In the next step, the start and end positions of the selected graph paths, as well as those of the reference genome for the variant tracks, are extracted. The resulting sequence lengths are displayed in a table, allowing users to check for consistency.
INFO
Tracks are not included in the clustering if there are:
- non-unique positions: Start or end positions that are not unique due to duplications are excluded from the analysis, and the corresponding tracks will not be included in the clustering. This ensures that ambiguous combinations and multiple sequences per graph path are avoided.
- unknown positions: Tracks with large stretches of absent sequence may have unknown start or end positions. These tracks will also be excluded from clustering.
Moreover, the samples included in summarized tracks, even if the track is activated, are not included in the clustering.
TIP
To include most visible tracks in the clustering, select start and end positions that are outside duplicated regions and ensure that most tracks have coverage in the chosen region, especially the reference paths from the variant tracks. If the reference path does not have unique start/end coordinates, variant tracks relative to that reference will not be part of the clustering.
Tree Window
The Tree Window allows for the interactive exploration of phylogenetic trees.
Features
- Tree Selection: Choose a tree to display. Available options typically include a chromosome-wide tree ("Chr-wide tree"), trees generated from clustering pipelines, or custom trees (contact Computomics to upload your own).

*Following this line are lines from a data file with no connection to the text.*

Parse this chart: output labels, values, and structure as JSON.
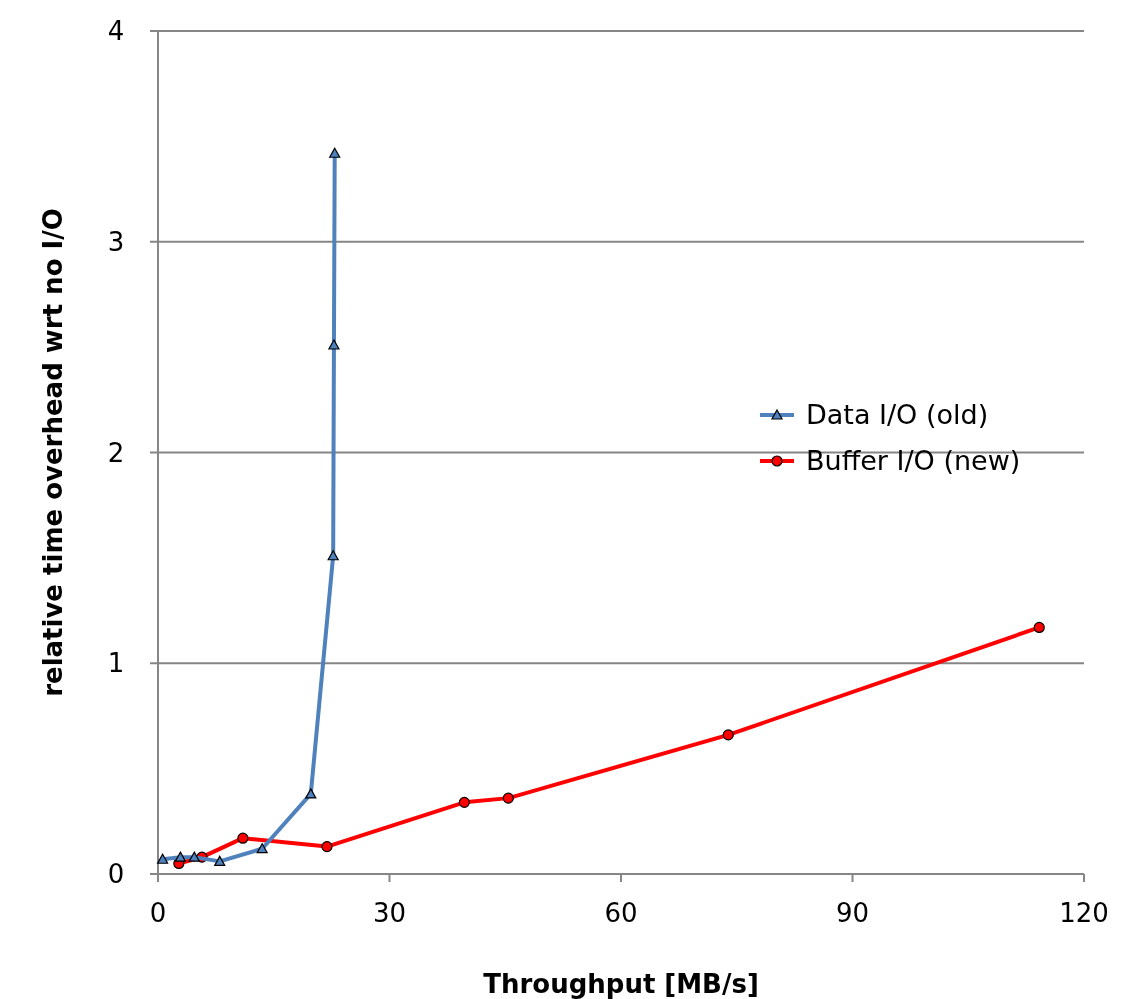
{
  "chart_data": {
    "type": "line",
    "xlabel": "Throughput [MB/s]",
    "ylabel": "relative time overhead wrt no I/O",
    "xlim": [
      0,
      120
    ],
    "xticks": [
      0,
      30,
      60,
      90,
      120
    ],
    "ylim": [
      0,
      4
    ],
    "yticks": [
      0,
      1,
      2,
      3,
      4
    ],
    "grid": "y",
    "legend": "right",
    "series": [
      {
        "name": "Data I/O (old)",
        "color": "#4f81bd",
        "marker": "triangle",
        "x": [
          0.6,
          2.9,
          4.7,
          8.0,
          13.5,
          19.8,
          22.7,
          22.8,
          22.9
        ],
        "values": [
          0.07,
          0.08,
          0.08,
          0.06,
          0.12,
          0.38,
          1.51,
          2.51,
          3.42
        ]
      },
      {
        "name": "Buffer I/O (new)",
        "color": "#ff0000",
        "marker": "circle",
        "x": [
          2.7,
          5.7,
          11.0,
          21.9,
          39.7,
          45.4,
          73.9,
          114.2
        ],
        "values": [
          0.05,
          0.08,
          0.17,
          0.13,
          0.34,
          0.36,
          0.66,
          1.17
        ]
      }
    ]
  }
}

- Search Bar: Enter a comma-separated list of track names (partial matches allowed) to highlight matching samples.
- Trim on Search: Restrict the view to only the subtree containing samples that match the search criteria.
- Variable Branch Lengths: Toggle between variable and fixed branch lengths.

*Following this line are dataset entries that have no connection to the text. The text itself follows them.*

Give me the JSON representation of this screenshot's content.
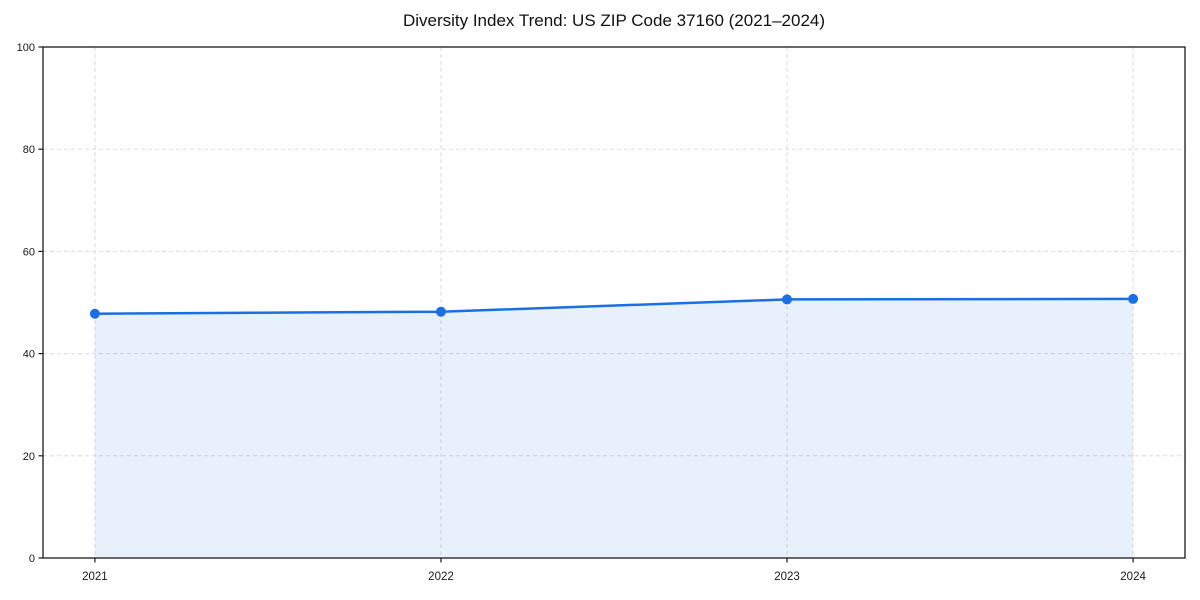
{
  "chart_data": {
    "type": "area",
    "title": "Diversity Index Trend: US ZIP Code 37160 (2021–2024)",
    "series_name": "Diversity Index",
    "x": [
      2021,
      2022,
      2023,
      2024
    ],
    "x_labels": [
      "2021",
      "2022",
      "2023",
      "2024"
    ],
    "values": [
      47.8,
      48.2,
      50.6,
      50.7
    ],
    "xlabel": "",
    "ylabel": "",
    "yticks": [
      0,
      20,
      40,
      60,
      80,
      100
    ],
    "ylim": [
      0,
      100
    ],
    "xlim": [
      2020.85,
      2024.15
    ],
    "grid": true,
    "grid_style": "dashed",
    "legend_position": "none",
    "marker": "circle",
    "colors": {
      "line": "#1a6fe3",
      "marker": "#1a6fe3",
      "fill": "#1a6fe3",
      "grid": "#dcdcdc",
      "spine": "#1a1a1a",
      "tick_label": "#1a1a1a",
      "title": "#111111",
      "background": "#ffffff"
    },
    "fill_opacity": 0.1
  }
}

- Metadata Display: Select metadata categories to display as heat maps next to track names (i.e., leaf labels).
- Tree Canvas: The main display area for visualizing the tree.

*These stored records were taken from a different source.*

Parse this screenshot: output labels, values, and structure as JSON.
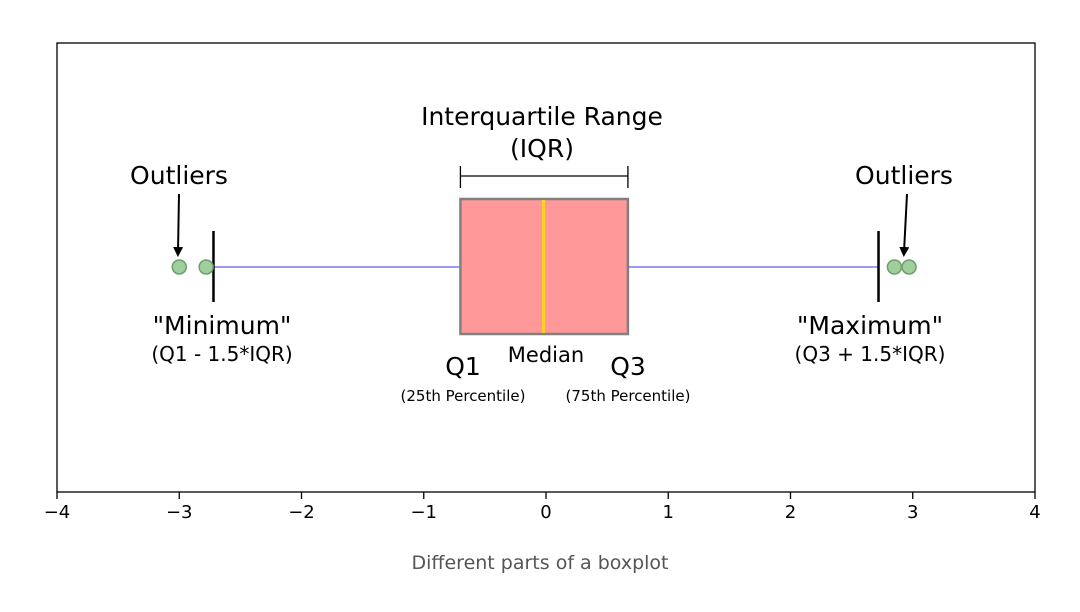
{
  "chart_data": {
    "type": "box",
    "xlim": [
      -4,
      4
    ],
    "xticks": [
      -4,
      -3,
      -2,
      -1,
      0,
      1,
      2,
      3,
      4
    ],
    "xtick_labels": [
      "−4",
      "−3",
      "−2",
      "−1",
      "0",
      "1",
      "2",
      "3",
      "4"
    ],
    "grid": false,
    "box": {
      "q1": -0.7,
      "median": -0.02,
      "q3": 0.67,
      "whisker_low": -2.72,
      "whisker_high": 2.72
    },
    "outliers": [
      -3.0,
      -2.78,
      2.85,
      2.97
    ],
    "colors": {
      "box_fill": "#ff9999",
      "box_edge": "#808080",
      "median": "#ffd21f",
      "whisker": "#9b9bef",
      "outlier_fill": "#9fcf9c",
      "outlier_edge": "#6f9e6c",
      "frame": "#000000"
    },
    "annotations": {
      "iqr_title": "Interquartile Range",
      "iqr_abbr": "(IQR)",
      "outliers_left": "Outliers",
      "outliers_right": "Outliers",
      "minimum": "\"Minimum\"",
      "minimum_formula": "(Q1 - 1.5*IQR)",
      "maximum": "\"Maximum\"",
      "maximum_formula": "(Q3 + 1.5*IQR)",
      "q1": "Q1",
      "q1_sub": "(25th Percentile)",
      "median": "Median",
      "q3": "Q3",
      "q3_sub": "(75th Percentile)"
    }
  },
  "caption": "Different parts of a boxplot"
}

- Browse Button: Indicates the number of tracks available in the currently selected subtree (or the entire tree if no selection is made). Clicking "Browse" closes the Tree Window and displays only the selected tracks in the Graph View.
TIP
If the tree is dragged outside the visible area, you can reposition it by selecting "Center Tree" from the right-click menu.
INFO
Bootstrap values
Bootstrap values, if specified in the Newick file, are displayed when hovering over internal nodes. Nodes with bootstrap values below 90% are highlighted in red, indicating areas of higher uncertainty in the tree topology.
Selecting subtrees and compare phenotypic distributions
Users can define groups of samples by selecting and combining subtrees, then visualize their phenotypic distributions.
Selecting Subtrees
Single Subtree Selection: Left-click on an internal node to select all leaf nodes within the corresponding subtree.
Combining Subtrees: To add another subtree to the selection, hold the 'A' key while clicking on an additional internal node.
Finalizing Selection: Once a group of samples is selected, right-click and choose "New Subtree" from the menu. You can assign a label to this group.
Additional groups can be created using the same process.
Plotting Phenotypic Distributions
- After defining all groups, click "Plot Subtree" to open the plot window.
- Select a metadata category to visualize.
- The phenotypic distributions for the sample groups are displayed as:
- A stacked bar plot for categorical data.
- A box plot for quantitative data.
This allows for an intuitive comparison of phenotypic traits across different sample groups.